Bom, o powerlifitng só tem a crescer no Brasil ainda mais
depois do 3º lugar do Luciano Duarte no mundial e também
com a ajuda do governo com a Bolsa Atleta. São fatores
importantíssimos para o desenvolvimento nacional. Por outro
lado, nesses 10 anos de carreira, vi várias mudanças
e também diversos dirigentes, cada um querendo levar o
powerlifting à sua maneira. Vejo também que falta
um pouco de união entre todos, mas acredito que, solucionado
algumas destas questões, em pouco tempo o powerlifting
estará marcando presença e estará no seu
devido lugar dentro do esporte nacional.
(PF)
– E no mundo? O que você acha do “sonho olímpico”?
(Maccari) - No mundo já não sei te dizer, pois estou
fora de um mundial há algum tempo. Mas sobre o Sonho Olímpico
já não era a tempo da IPF tentar colocar o powerlifitng
numa Olimpíada, assim valorizaria muito mais o esporte
mundialmente e atrairia a mídia, alem de tornar o esporte
muito mais conhecido. Vamos ficar na torcida para que se realize
esse sonho. E qual e o atleta que não sonha um dia participar
de uma Olimpíada? É o ponto maior de um atleta.
(PF)
– Quais foram os momentos mais emocionantes, ou estranhos, ou
engraçados que você viveu no Powerlifting?
(Maccari) - Nossa são tantos! Quando comecei a competir
tinha uma turma que ficava nos alojamentos e aprontávamos
muito.
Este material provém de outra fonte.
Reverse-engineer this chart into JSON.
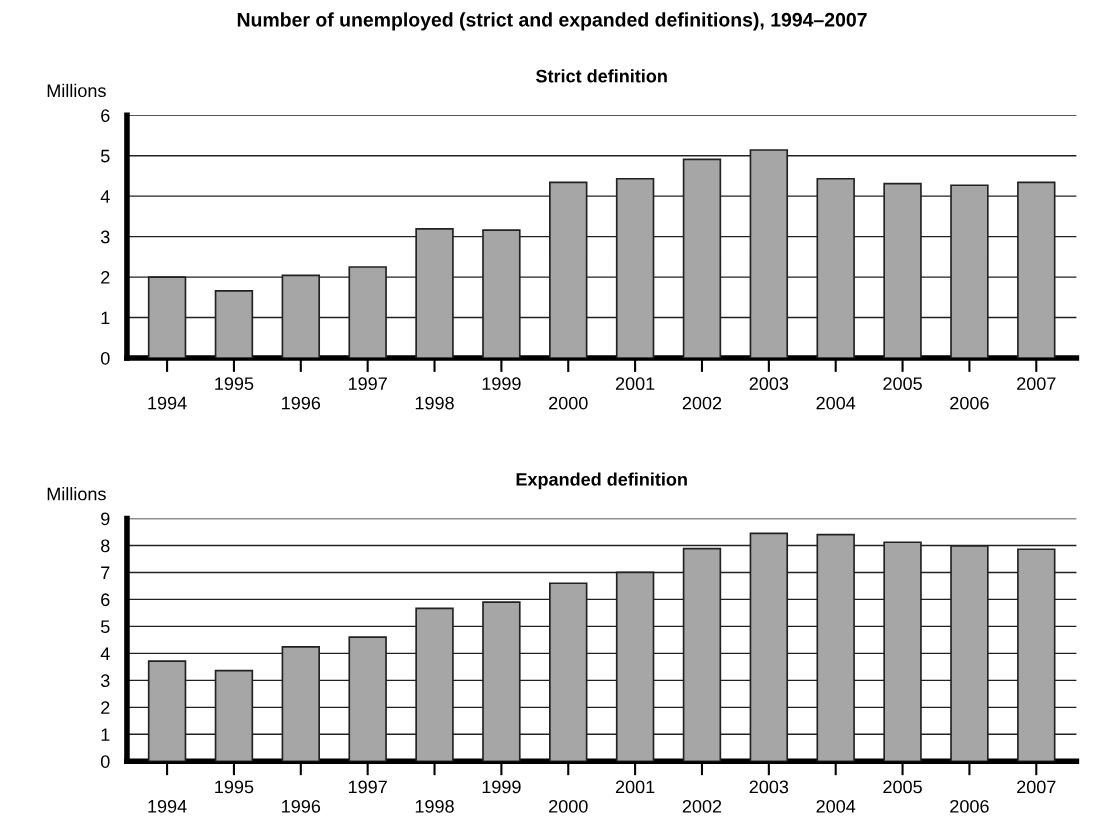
{
  "chart_data": [
    {
      "type": "bar",
      "title": "Number of unemployed (strict and expanded definitions), 1994–2007",
      "subtitle": "Strict definition",
      "ylabel": "Millions",
      "categories": [
        "1994",
        "1995",
        "1996",
        "1997",
        "1998",
        "1999",
        "2000",
        "2001",
        "2002",
        "2003",
        "2004",
        "2005",
        "2006",
        "2007"
      ],
      "values": [
        2.0,
        1.66,
        2.04,
        2.25,
        3.19,
        3.16,
        4.34,
        4.43,
        4.91,
        5.14,
        4.43,
        4.31,
        4.27,
        4.34
      ],
      "color": "#a6a6a6",
      "ylim": [
        0,
        6
      ],
      "yticks": [
        0,
        1,
        2,
        3,
        4,
        5,
        6
      ],
      "grid": "y"
    },
    {
      "type": "bar",
      "subtitle": "Expanded definition",
      "ylabel": "Millions",
      "categories": [
        "1994",
        "1995",
        "1996",
        "1997",
        "1998",
        "1999",
        "2000",
        "2001",
        "2002",
        "2003",
        "2004",
        "2005",
        "2006",
        "2007"
      ],
      "values": [
        3.71,
        3.36,
        4.24,
        4.6,
        5.67,
        5.9,
        6.6,
        7.0,
        7.88,
        8.45,
        8.4,
        8.12,
        7.98,
        7.86
      ],
      "color": "#a6a6a6",
      "ylim": [
        0,
        9
      ],
      "yticks": [
        0,
        1,
        2,
        3,
        4,
        5,
        6,
        7,
        8,
        9
      ],
      "grid": "y"
    }
  ]
}
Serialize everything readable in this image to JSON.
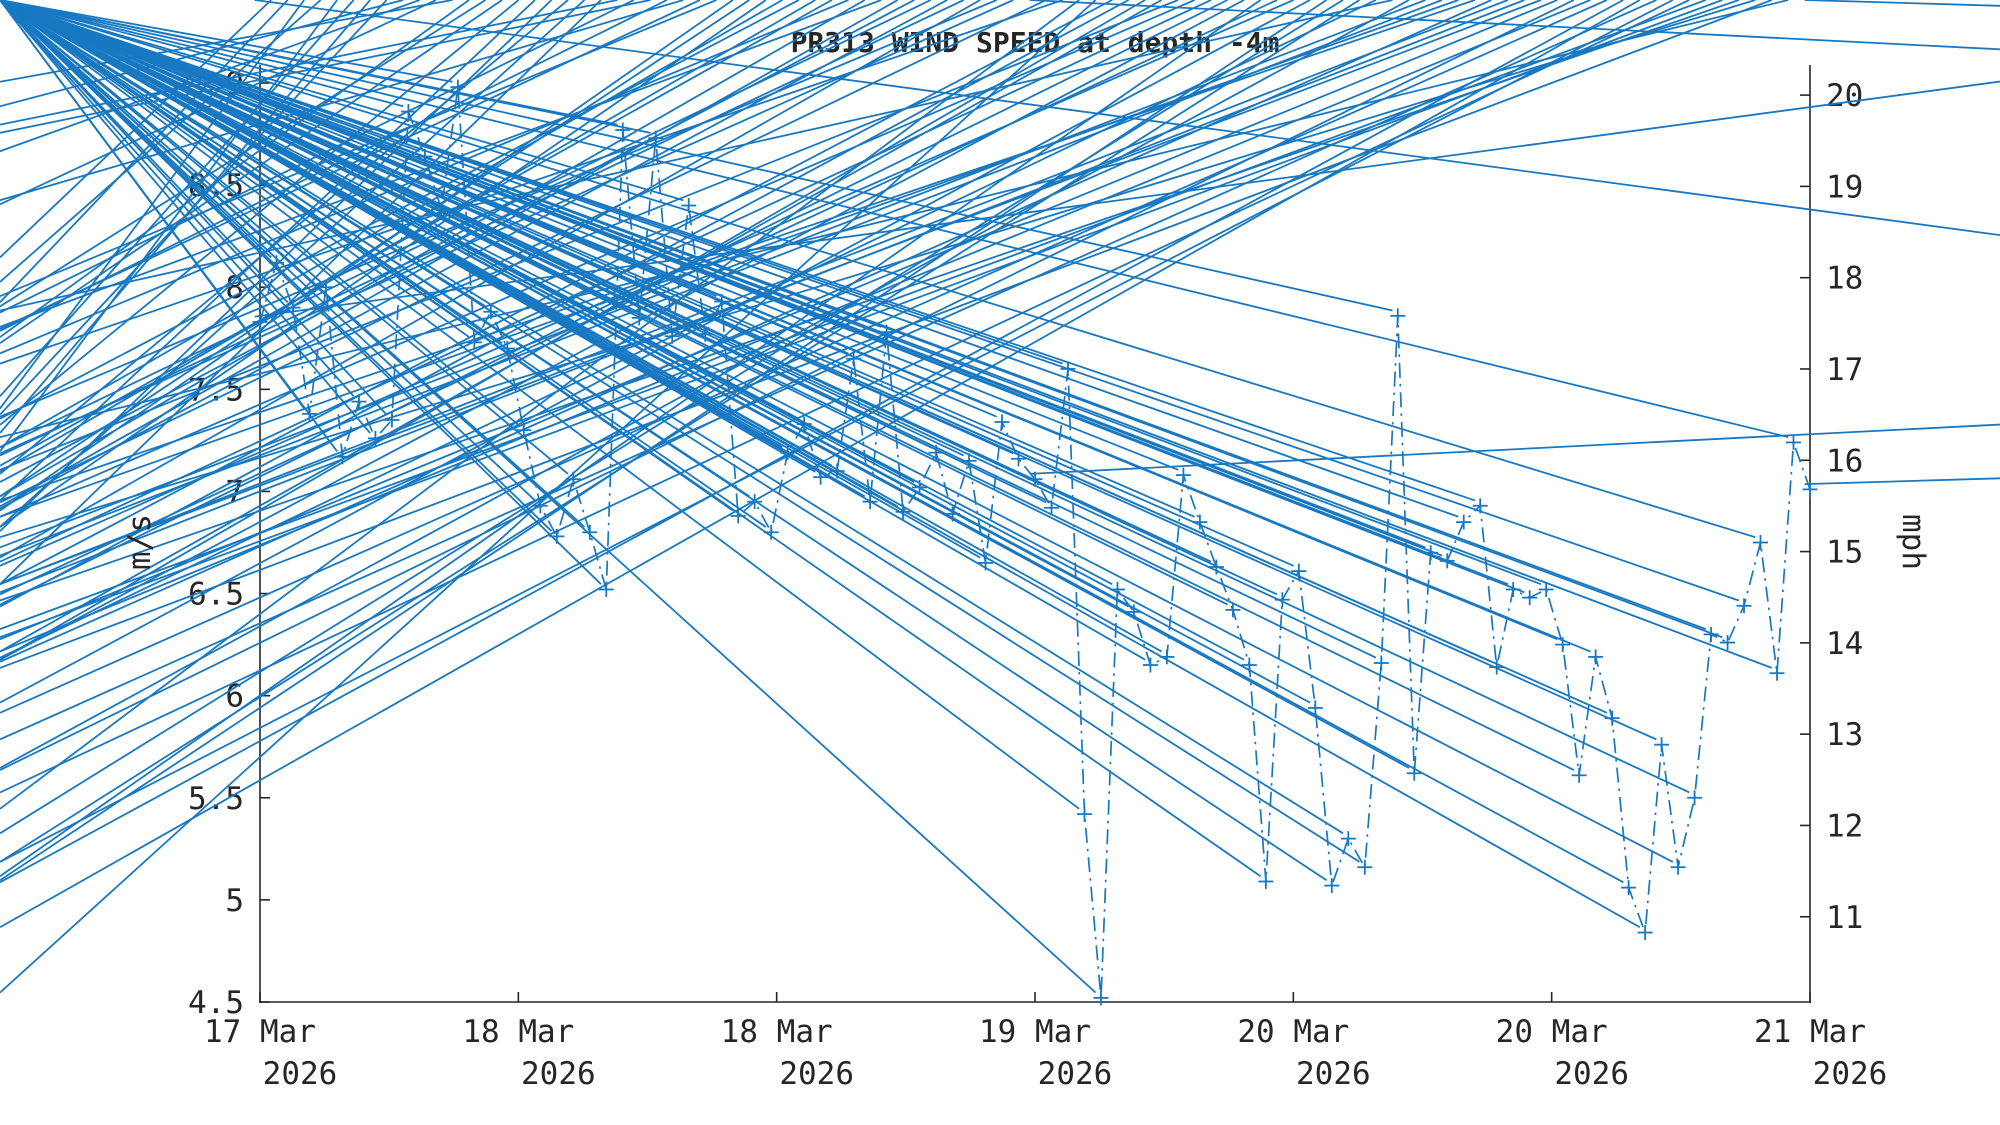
{
  "figure": {
    "title": "PR313 WIND SPEED at depth -4m"
  },
  "chart_data": {
    "type": "line",
    "title": "PR313 WIND SPEED at depth -4m",
    "station": "PR313",
    "linestyle": "dash-dot",
    "marker": "asterisk",
    "grid": "off",
    "legend": "none",
    "series": [
      {
        "name": "wind speed",
        "color": "#1878c2",
        "x_start_label": "17 Mar 2026",
        "x_interval_hours": 1,
        "values": [
          7.83,
          8.12,
          7.9,
          7.38,
          8.0,
          7.17,
          7.44,
          7.26,
          7.35,
          8.86,
          8.64,
          8.38,
          8.98,
          7.73,
          7.88,
          7.7,
          7.3,
          6.93,
          6.78,
          7.06,
          6.8,
          6.52,
          8.77,
          7.85,
          8.73,
          7.76,
          8.4,
          7.77,
          7.93,
          6.88,
          6.95,
          6.8,
          7.19,
          7.33,
          7.07,
          7.1,
          7.65,
          6.95,
          7.78,
          6.9,
          7.02,
          7.19,
          6.89,
          7.15,
          6.65,
          7.34,
          7.16,
          7.06,
          6.92,
          7.6,
          5.42,
          4.52,
          6.52,
          6.41,
          6.15,
          6.19,
          7.08,
          6.85,
          6.63,
          6.42,
          6.15,
          5.09,
          6.47,
          6.61,
          5.94,
          5.07,
          5.3,
          5.16,
          6.16,
          7.86,
          5.62,
          6.7,
          6.66,
          6.85,
          6.93,
          6.14,
          6.52,
          6.48,
          6.52,
          6.25,
          5.61,
          6.19,
          5.89,
          5.06,
          4.84,
          5.76,
          5.16,
          5.5,
          6.3,
          6.26,
          6.44,
          6.75,
          6.11,
          7.24,
          7.01
        ]
      }
    ],
    "xlabel": "",
    "x_tick_labels": [
      {
        "day": "17 Mar",
        "year": "2026"
      },
      {
        "day": "18 Mar",
        "year": "2026"
      },
      {
        "day": "18 Mar",
        "year": "2026"
      },
      {
        "day": "19 Mar",
        "year": "2026"
      },
      {
        "day": "20 Mar",
        "year": "2026"
      },
      {
        "day": "20 Mar",
        "year": "2026"
      },
      {
        "day": "21 Mar",
        "year": "2026"
      }
    ],
    "y_left": {
      "label": "m/s",
      "lim": [
        4.5,
        9.09
      ],
      "ticks": [
        4.5,
        5,
        5.5,
        6,
        6.5,
        7,
        7.5,
        8,
        8.5,
        9
      ]
    },
    "y_right": {
      "label": "mph",
      "ticks": [
        11,
        12,
        13,
        14,
        15,
        16,
        17,
        18,
        19,
        20
      ],
      "mph_per_ms": 2.23694
    }
  },
  "colors": {
    "series": "#1878c2",
    "axis": "#262626",
    "text": "#262626",
    "background": "#ffffff"
  }
}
Como era um novato, sempre dançava, com as minhas
malas e roupas sendo jogada na piscina, ou as roupas eram amarradas.
Teve um brasileiro em Blumenau em que fiquei no alojamento junto
de uma turma muito animada. No sábado à noite estava
assistindo tv com o amigo Jair Querino. Quando olho pro lado ele
estava dormindo e roncando, foi muito gozado - depois ficamos
a noite toda rindo.
Outro momento foi no mundial na Ucrânia, onde a linguagem
era feita por mímicas. Passei por um apuro, pois lá
os ucranianos ofereceram um jantar pra equipe brasileira e tinha
que comer e beber o que eles ofereciam, tinha que tomar whisky,
me lembro até hoje: estava sentado do lado do Paulo Tritto
e de um vaso. Então o que fazia: pegava o copo cheio com
ele e esvaziava no vaso.
No dia a dia na cidade de Cherkasy era só risadas pois
numa temperatura muito baixa a turma só escorregava na
neve e dava pra fazer guerrinha de bola de neve... saudades daquele
ano..
(PF)
– Como é sua alimentação e suplementação?
(Maccari) - Minha alimentação tento fazer o possível
para ser bem balanceada, como arroz, feijão, peito de frango,
carne vermelha, massas (pizza, nhoque, lasanha, panqueca) e, de
sobremesa, frutas e de vez em quando chocolate. Ultimamente estou
me suplementando com Creatina, BCAA, CLA, Glutamina e Whey Protein,
em semana de competição minha base e feita de proteína.
(PF)
– Como é seu treino e onde você treina? Pode contar
um pouco sobre sua equipe?
(Maccari) - Treino na Academia Gerson Doria deste 1996, sendo
treinado por André Doria, conseguindo assim resultados
expressivo. Depois fiquei 3 anos na Nautilus treinando sozinho
e em 2004 no Equador conversando com o André voltei pra
academia dele.
Meu treino e tradicional 2x1x2x2, ou seja, dois treinos, um descanso,
dois treinos e dois descansos com peito, perna, peito, costa sendo
orientado pela professora e treinadora de powerlifting Claudia
Nagata.
(PF)
– Quais são seus maiores sonhos para o futuro?
(Maccari) - Representar novamente o Brasil no mundial, assim como
fiz em 1998, na Ucrânia, ficar entre os 5 melhores dentro
da minha categoria e o mais importante pra mim é ver meus
filhos e sobrinhos conquistando medalhas no powerlifitng e dando
muito orgulho no futuro para mim e para o Brasil.